One Prompt is not Enough: Automated Construction of a Mixture-of-Expert Prompts
- URL: http://arxiv.org/abs/2407.00256v1
- Date: Fri, 28 Jun 2024 23:05:08 GMT
- Title: One Prompt is not Enough: Automated Construction of a Mixture-of-Expert Prompts
- Authors: Ruochen Wang, Sohyun An, Minhao Cheng, Tianyi Zhou, Sung Ju Hwang, Cho-Jui Hsieh,
- Abstract summary: Large Language Models (LLMs) exhibit strong generalization capabilities when prompted with language instructions and in-context demos.
Various methods have been explored to automate the instruction design, but they restricted the searched prompt to one instruction.
We adopt the Mixture-of-Expert paradigm and divide the problem space into a set of sub-regions.
A two-phase process is developed to construct the specialized expert for each region.
A region-based joint search of an instruction per expert complements the demos assigned to it, yielding a synergistic effect.
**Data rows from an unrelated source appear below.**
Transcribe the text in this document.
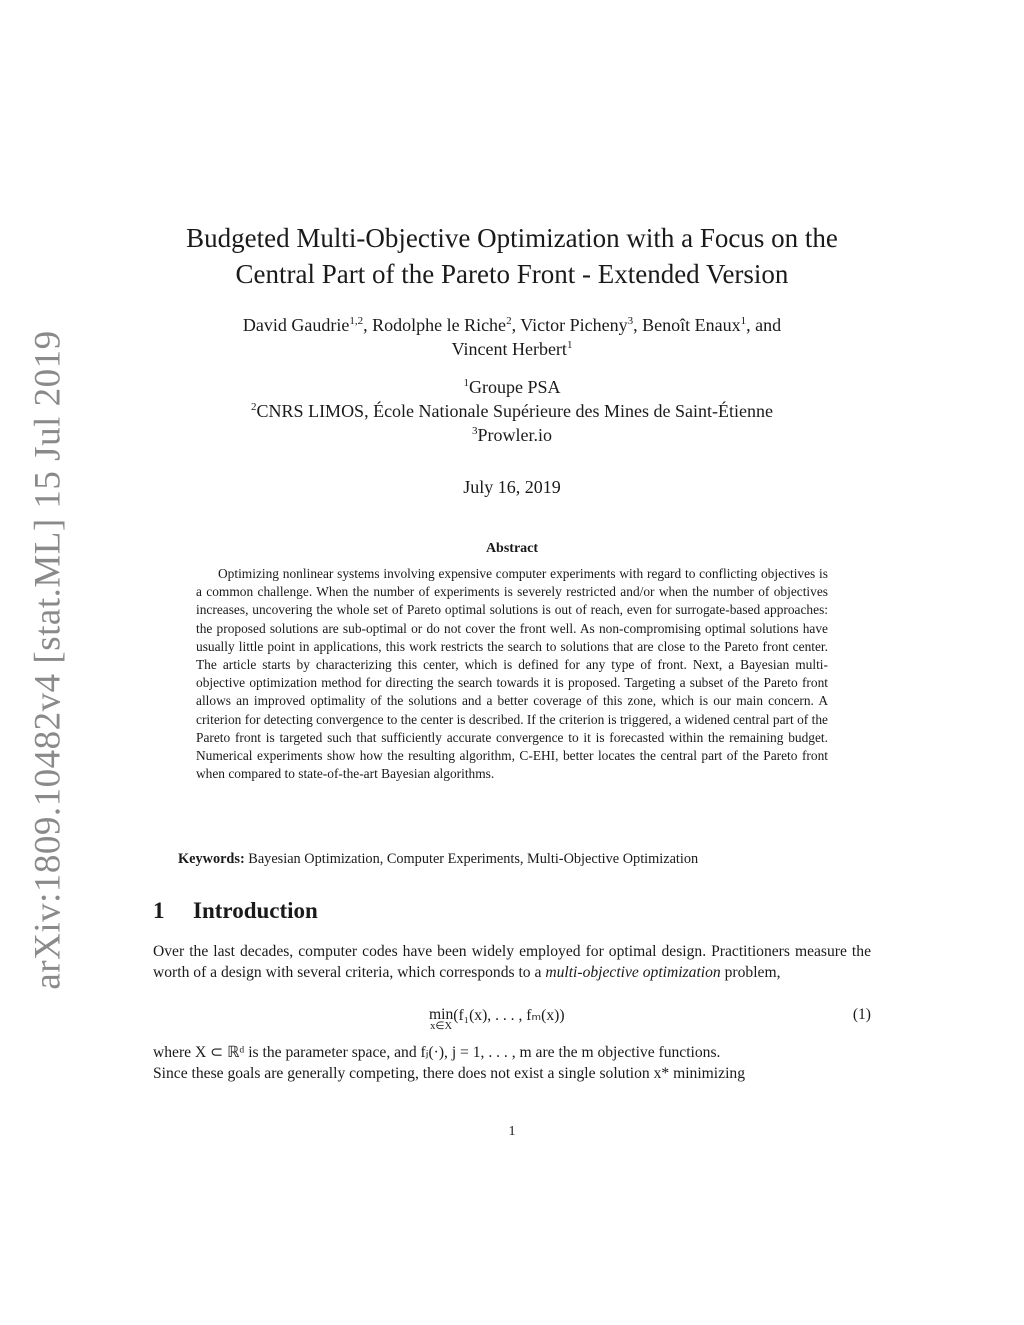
arXiv:1809.10482v4 [stat.ML] 15 Jul 2019
Budgeted Multi-Objective Optimization with a Focus on the
Central Part of the Pareto Front - Extended Version
David Gaudrie$^{1,2}$, Rodolphe le Riche$^2$, Victor Picheny$^3$, Benoît Enaux$^1$, and
Vincent Herbert$^1$
$^1$Groupe PSA
$^2$CNRS LIMOS, École Nationale Supérieure des Mines de Saint-Étienne
$^3$Prowler.io
July 16, 2019
Abstract
Optimizing nonlinear systems involving expensive computer experiments with regard to conflicting objectives is a common challenge. When the number of experiments is severely restricted and/or when the number of objectives increases, uncovering the whole set of Pareto optimal solutions is out of reach, even for surrogate-based approaches: the proposed solutions are sub-optimal or do not cover the front well. As non-compromising optimal solutions have usually little point in applications, this work restricts the search to solutions that are close to the Pareto front center. The article starts by characterizing this center, which is defined for any type of front. Next, a Bayesian multi-objective optimization method for directing the search towards it is proposed. Targeting a subset of the Pareto front allows an improved optimality of the solutions and a better coverage of this zone, which is our main concern. A criterion for detecting convergence to the center is described. If the criterion is triggered, a widened central part of the Pareto front is targeted such that sufficiently accurate convergence to it is forecasted within the remaining budget. Numerical experiments show how the resulting algorithm, C-EHI, better locates the central part of the Pareto front when compared to state-of-the-art Bayesian algorithms.
Keywords: Bayesian Optimization, Computer Experiments, Multi-Objective Optimization
1 Introduction
Over the last decades, computer codes have been widely employed for optimal design. Practitioners measure the worth of a design with several criteria, which corresponds to a multi-objective optimization problem,
min
x∈X
(f₁(x), . . . , fₘ(x))	(1)
where X ⊂ ℝᵈ is the parameter space, and fⱼ(·), j = 1, . . . , m are the m objective functions.
Since these goals are generally competing, there does not exist a single solution x* minimizing
1
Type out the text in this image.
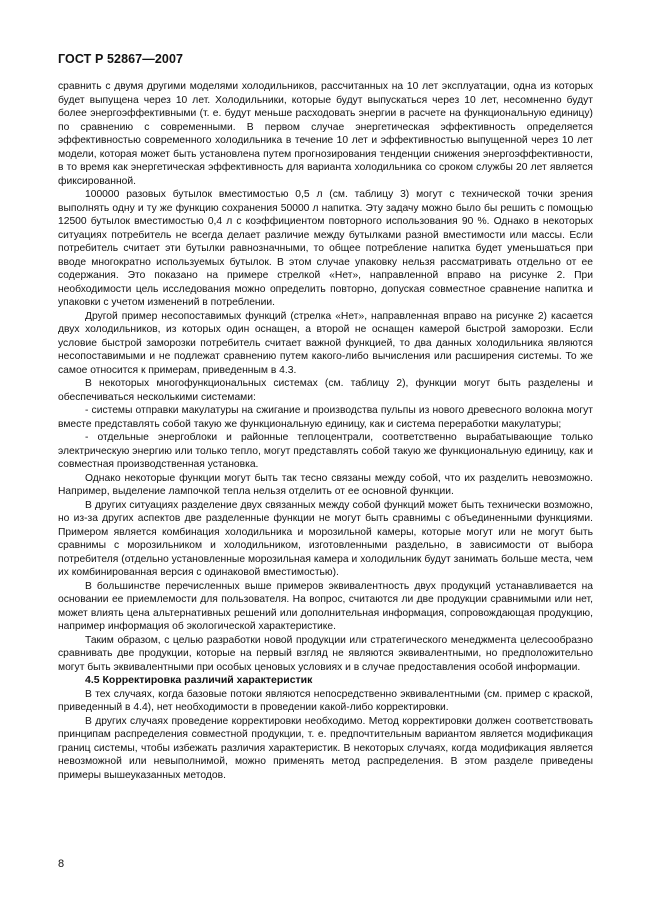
ГОСТ Р 52867—2007

сравнить с двумя другими моделями холодильников, рассчитанных на 10 лет эксплуатации, одна из которых будет выпущена через 10 лет. Холодильники, которые будут выпускаться через 10 лет, несомненно будут более энергоэффективными (т. е. будут меньше расходовать энергии в расчете на функциональную единицу) по сравнению с современными. В первом случае энергетическая эффективность определяется эффективностью современного холодильника в течение 10 лет и эффективностью выпущенной через 10 лет модели, которая может быть установлена путем прогнозирования тенденции снижения энергоэффективности, в то время как энергетическая эффективность для варианта холодильника со сроком службы 20 лет является фиксированной.

100000 разовых бутылок вместимостью 0,5 л (см. таблицу 3) могут с технической точки зрения выполнять одну и ту же функцию сохранения 50000 л напитка. Эту задачу можно было бы решить с помощью 12500 бутылок вместимостью 0,4 л с коэффициентом повторного использования 90 %. Однако в некоторых ситуациях потребитель не всегда делает различие между бутылками разной вместимости или массы. Если потребитель считает эти бутылки равнозначными, то общее потребление напитка будет уменьшаться при вводе многократно используемых бутылок. В этом случае упаковку нельзя рассматривать отдельно от ее содержания. Это показано на примере стрелкой «Нет», направленной вправо на рисунке 2. При необходимости цель исследования можно определить повторно, допуская совместное сравнение напитка и упаковки с учетом изменений в потреблении.

Другой пример несопоставимых функций (стрелка «Нет», направленная вправо на рисунке 2) касается двух холодильников, из которых один оснащен, а второй не оснащен камерой быстрой заморозки. Если условие быстрой заморозки потребитель считает важной функцией, то два данных холодильника являются несопоставимыми и не подлежат сравнению путем какого-либо вычисления или расширения системы. То же самое относится к примерам, приведенным в 4.3.

В некоторых многофункциональных системах (см. таблицу 2), функции могут быть разделены и обеспечиваться несколькими системами:

- системы отправки макулатуры на сжигание и производства пульпы из нового древесного волокна могут вместе представлять собой такую же функциональную единицу, как и система переработки макулатуры;

- отдельные энергоблоки и районные теплоцентрали, соответственно вырабатывающие только электрическую энергию или только тепло, могут представлять собой такую же функциональную единицу, как и совместная производственная установка.

Однако некоторые функции могут быть так тесно связаны между собой, что их разделить невозможно. Например, выделение лампочкой тепла нельзя отделить от ее основной функции.

В других ситуациях разделение двух связанных между собой функций может быть технически возможно, но из-за других аспектов две разделенные функции не могут быть сравнимы с объединенными функциями. Примером является комбинация холодильника и морозильной камеры, которые могут или не могут быть сравнимы с морозильником и холодильником, изготовленными раздельно, в зависимости от выбора потребителя (отдельно установленные морозильная камера и холодильник будут занимать больше места, чем их комбинированная версия с одинаковой вместимостью).

В большинстве перечисленных выше примеров эквивалентность двух продукций устанавливается на основании ее приемлемости для пользователя. На вопрос, считаются ли две продукции сравнимыми или нет, может влиять цена альтернативных решений или дополнительная информация, сопровождающая продукцию, например информация об экологической характеристике.

Таким образом, с целью разработки новой продукции или стратегического менеджмента целесообразно сравнивать две продукции, которые на первый взгляд не являются эквивалентными, но предположительно могут быть эквивалентными при особых ценовых условиях и в случае предоставления особой информации.

4.5 Корректировка различий характеристик

В тех случаях, когда базовые потоки являются непосредственно эквивалентными (см. пример с краской, приведенный в 4.4), нет необходимости в проведении какой-либо корректировки.

В других случаях проведение корректировки необходимо. Метод корректировки должен соответствовать принципам распределения совместной продукции, т. е. предпочтительным вариантом является модификация границ системы, чтобы избежать различия характеристик. В некоторых случаях, когда модификация является невозможной или невыполнимой, можно применять метод распределения. В этом разделе приведены примеры вышеуказанных методов.

8
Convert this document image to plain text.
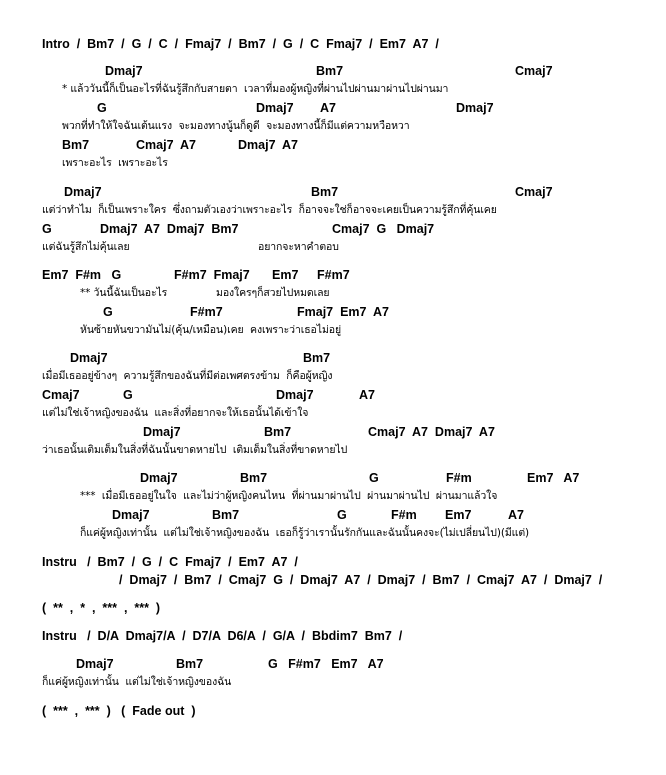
Intro  /  Bm7  /  G  /  C  /  Fmaj7  /  Bm7  /  G  /  C  Fmaj7  /  Em7  A7  /
Dmaj7	Bm7	Cmaj7
* แล้ววันนี้ก็เป็นอะไรที่ฉันรู้สึกกับสายตา  เวลาที่มองผู้หญิงที่ผ่านไปผ่านมาผ่านไปผ่านมา
G	Dmaj7 A7	Dmaj7
พวกที่ทำให้ใจฉันเต้นแรง  จะมองทางนู้นก็ดูดี  จะมองทางนี้ก็มีแต่ความหวือหวา
Bm7	Cmaj7  A7	Dmaj7  A7
เพราะอะไร  เพราะอะไร
Dmaj7	Bm7	Cmaj7
แต่ว่าทำไม  ก็เป็นเพราะใคร  ซึ่งถามตัวเองว่าเพราะอะไร  ก็อาจจะใช่ก็อาจจะเคยเป็นความรู้สึกที่คุ้นเคย
G	Dmaj7  A7  Dmaj7  Bm7	Cmaj7  G   Dmaj7
แต่ฉันรู้สึกไม่คุ้นเลย	อยากจะหาคำตอบ
Em7  F#m   G	F#m7  Fmaj7 Em7 F#m7
** วันนี้ฉันเป็นอะไร	มองใครๆก็สวยไปหมดเลย
G	F#m7	Fmaj7  Em7  A7
หันซ้ายหันขวามันไม่(คุ้น/เหมือน)เคย  คงเพราะว่าเธอไม่อยู่
Dmaj7	Bm7
เมื่อมีเธออยู่ข้างๆ  ความรู้สึกของฉันที่มีต่อเพศตรงข้าม  ก็คือผู้หญิง
Cmaj7	G	Dmaj7	A7
แต่ไม่ใช่เจ้าหญิงของฉัน  และสิ่งที่อยากจะให้เธอนั้นได้เข้าใจ
Dmaj7	Bm7	Cmaj7  A7  Dmaj7  A7
ว่าเธอนั้นเติมเต็มในสิ่งที่ฉันนั้นขาดหายไป  เติมเต็มในสิ่งที่ขาดหายไป
Dmaj7	Bm7	G	F#m	Em7   A7
***  เมื่อมีเธออยู่ในใจ  และไม่ว่าผู้หญิงคนไหน  ที่ผ่านมาผ่านไป  ผ่านมาผ่านไป  ผ่านมาแล้วใจ
Dmaj7	Bm7	G	F#m Em7	A7
ก็แค่ผู้หญิงเท่านั้น  แต่ไม่ใช่เจ้าหญิงของฉัน  เธอก็รู้ว่าเรานั้นรักกันและฉันนั้นคงจะ(ไม่เปลี่ยนไป)(มีแต่)
Instru   /  Bm7  /  G  /  C  Fmaj7  /  Em7  A7  /
/  Dmaj7  /  Bm7  /  Cmaj7  G  /  Dmaj7  A7  /  Dmaj7  /  Bm7  /  Cmaj7  A7  /  Dmaj7  /
(  **  ,  *  ,  ***  ,  ***  )
Instru   /  D/A  Dmaj7/A  /  D7/A  D6/A  /  G/A  /  Bbdim7  Bm7  /
Dmaj7	Bm7	G   F#m7   Em7   A7
ก็แค่ผู้หญิงเท่านั้น  แต่ไม่ใช่เจ้าหญิงของฉัน
(  ***  ,  ***  )   (  Fade out  )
- Score: 110.94724216491753
- License: http://creativecommons.org/licenses/by/4.0/
- Abstract: Large Language Models (LLMs) exhibit strong generalization capabilities to novel tasks when prompted with language instructions and in-context demos. Since this ability sensitively depends on the quality of prompts, various methods have been explored to automate the instruction design. While these methods demonstrated promising results, they also restricted the searched prompt to one instruction. Such simplification significantly limits their capacity, as a single demo-free instruction might not be able to cover the entire complex problem space of the targeted task. To alleviate this issue, we adopt the Mixture-of-Expert paradigm and divide the problem space into a set of sub-regions; Each sub-region is governed by a specialized expert, equipped with both an instruction and a set of demos. A two-phase process is developed to construct the specialized expert for each region: (1) demo assignment: Inspired by the theoretical connection between in-context learning and kernel regression, we group demos into experts based on their semantic similarity; (2) instruction assignment: A region-based joint search of an instruction per expert complements the demos assigned to it, yielding a synergistic effect. The resulting method, codenamed Mixture-of-Prompts (MoP), achieves an average win rate of 81% against prior arts across several major benchmarks.